还有些地方堆积着黄泥、稻草、青砖、瓦片,等待建起。
原身住的半山腰,错落有致地建了三座屋子。
后面那座,用篱笆围了小院,养了鸡鸭,是炮团的吴营长家,他妻子和老娘是原身和孩子之外,唯二先来的随军者。
“进来吧。”苏袂推开门,一边捡起摔在地上的碗筷,一边招呼两人进屋。
警卫员、王红志展开雨衣,将两个孩子放坐在小凳上,一个去食堂拿草药生姜,一个拿起扁担,去下面分流出来的溪边,挑了满满两木桶水回来,帮忙烧了锅热水。
送走两人,苏袂找出原主藏起的三两红糖,把姜洗净切碎,冲了三碗姜沫红糖水,三人热热地喝了。
将两个喝过茶就昏昏欲睡的孩子抱上床。
苏袂脱下雨衣遮了东间厨房的窗,拿了身原主从老家带来的衣服,找了双草鞋,盘起两条水湿的辫子,就着小木盆,缩在厨房的一角,匆匆擦了个热水澡。
穿上衣服,趿上草鞋,重新洗了盆,税了水。
拆开头上盘的两条长长的辫子,用皂角水洗好,拿旧毛巾包上。
晃了晃有些昏沉的头,苏袂又马不停蹄地穿上雨衣,捡起地上的湿衣服去溪边洗了。
屋里转了一圈,苏袂没有找到麻绳,遂拿刀去屋后的竹林砍了两根擀面杖粗的竹子,以传统木榫的方式,做了个三角晾衣架。
挪开吃饭的小方桌和三个小凳,衣服晾在了客厅一角。
“娘,我饿了。

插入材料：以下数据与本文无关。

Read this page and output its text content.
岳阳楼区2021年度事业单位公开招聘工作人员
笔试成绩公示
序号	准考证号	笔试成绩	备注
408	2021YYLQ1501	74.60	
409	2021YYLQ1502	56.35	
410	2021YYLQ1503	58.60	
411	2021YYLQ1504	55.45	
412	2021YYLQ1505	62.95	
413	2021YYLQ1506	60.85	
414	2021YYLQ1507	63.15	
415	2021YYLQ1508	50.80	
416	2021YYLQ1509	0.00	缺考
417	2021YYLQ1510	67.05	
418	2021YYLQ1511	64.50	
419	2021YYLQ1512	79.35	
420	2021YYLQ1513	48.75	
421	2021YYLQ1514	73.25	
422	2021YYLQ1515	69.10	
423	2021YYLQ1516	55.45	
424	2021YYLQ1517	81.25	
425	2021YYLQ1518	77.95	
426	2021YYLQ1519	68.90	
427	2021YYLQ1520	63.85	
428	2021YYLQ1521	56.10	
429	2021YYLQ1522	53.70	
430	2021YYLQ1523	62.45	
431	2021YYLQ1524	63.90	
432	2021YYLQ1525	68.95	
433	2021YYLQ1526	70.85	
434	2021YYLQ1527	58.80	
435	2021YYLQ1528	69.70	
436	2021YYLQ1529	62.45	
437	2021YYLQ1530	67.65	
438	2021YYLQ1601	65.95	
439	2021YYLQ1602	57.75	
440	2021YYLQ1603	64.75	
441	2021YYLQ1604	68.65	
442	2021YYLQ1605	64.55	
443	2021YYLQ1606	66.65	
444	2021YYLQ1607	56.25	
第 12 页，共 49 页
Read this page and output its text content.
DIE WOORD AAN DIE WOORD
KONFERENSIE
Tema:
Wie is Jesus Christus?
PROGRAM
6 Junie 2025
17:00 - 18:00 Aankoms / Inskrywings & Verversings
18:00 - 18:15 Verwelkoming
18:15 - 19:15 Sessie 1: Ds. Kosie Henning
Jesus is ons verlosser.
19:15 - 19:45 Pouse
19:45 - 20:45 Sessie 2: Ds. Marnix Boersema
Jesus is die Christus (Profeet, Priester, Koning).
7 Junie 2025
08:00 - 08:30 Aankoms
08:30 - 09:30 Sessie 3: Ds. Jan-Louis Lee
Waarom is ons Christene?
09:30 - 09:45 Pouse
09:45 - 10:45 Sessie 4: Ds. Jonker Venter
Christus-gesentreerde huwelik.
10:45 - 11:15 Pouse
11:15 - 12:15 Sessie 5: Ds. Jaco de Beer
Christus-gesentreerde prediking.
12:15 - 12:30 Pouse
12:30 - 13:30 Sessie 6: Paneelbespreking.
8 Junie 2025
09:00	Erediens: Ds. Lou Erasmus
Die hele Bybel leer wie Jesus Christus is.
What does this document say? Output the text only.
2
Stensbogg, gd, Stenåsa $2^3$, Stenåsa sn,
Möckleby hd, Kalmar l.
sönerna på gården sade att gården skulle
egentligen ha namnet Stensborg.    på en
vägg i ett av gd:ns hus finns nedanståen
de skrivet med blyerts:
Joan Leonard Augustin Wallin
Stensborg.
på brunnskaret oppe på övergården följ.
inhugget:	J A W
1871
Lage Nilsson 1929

”小黑蛋赤裸着身子跳下床,跑到客厅,抱着苏袂的双腿喊道。
“你怎么不穿衣服?”苏袂奇怪道。
小黑蛋抬头冲苏袂翻了个白眼:“娘,你有把我要穿的衣服放到床头吗?”
“你睡前不是穿着衣服的吗?”苏袂纳闷道。
小黑蛋头一勾,抵着她的腿一边摇一边喃喃地说了句什么。
苏袂没听清,垂头问他:“你说什么?”
“婶婶,”林念营揉着眼从床上坐起,扯着水湿的军装下摆,“他尿床了。”
“我……我也不想啊,”小黑蛋松开苏袂的腿,绞着两手,跟只乖鸡崽似的,耸着两肩,缩着头低声嘟囔道,“是小肚肚喝得太饱了,憋得小鸡鸡说,它想放水,然后就放水喽~”
苏袂拎起他的胳膊(请勿模仿),提溜着进了卧室,拍拍他沾地的双脚把人放到床上。
“我看看。”苏袂掀开被子,褥子湿了大半,被子上也沾了尿液,尿湿的军装上衣团成一团塞在枕头下。
“咋办啊?”苏袂头疼道。
家里就这一床被褥。
“用火烤烤就好了。”两个孩子异口同声道。
显然,这样的事没少经历过。
苏袂点点头,舀水给小的洗了洗屁股,大的擦了擦身,然后打开藤箱,拿了两人的衣服夹袄给他们。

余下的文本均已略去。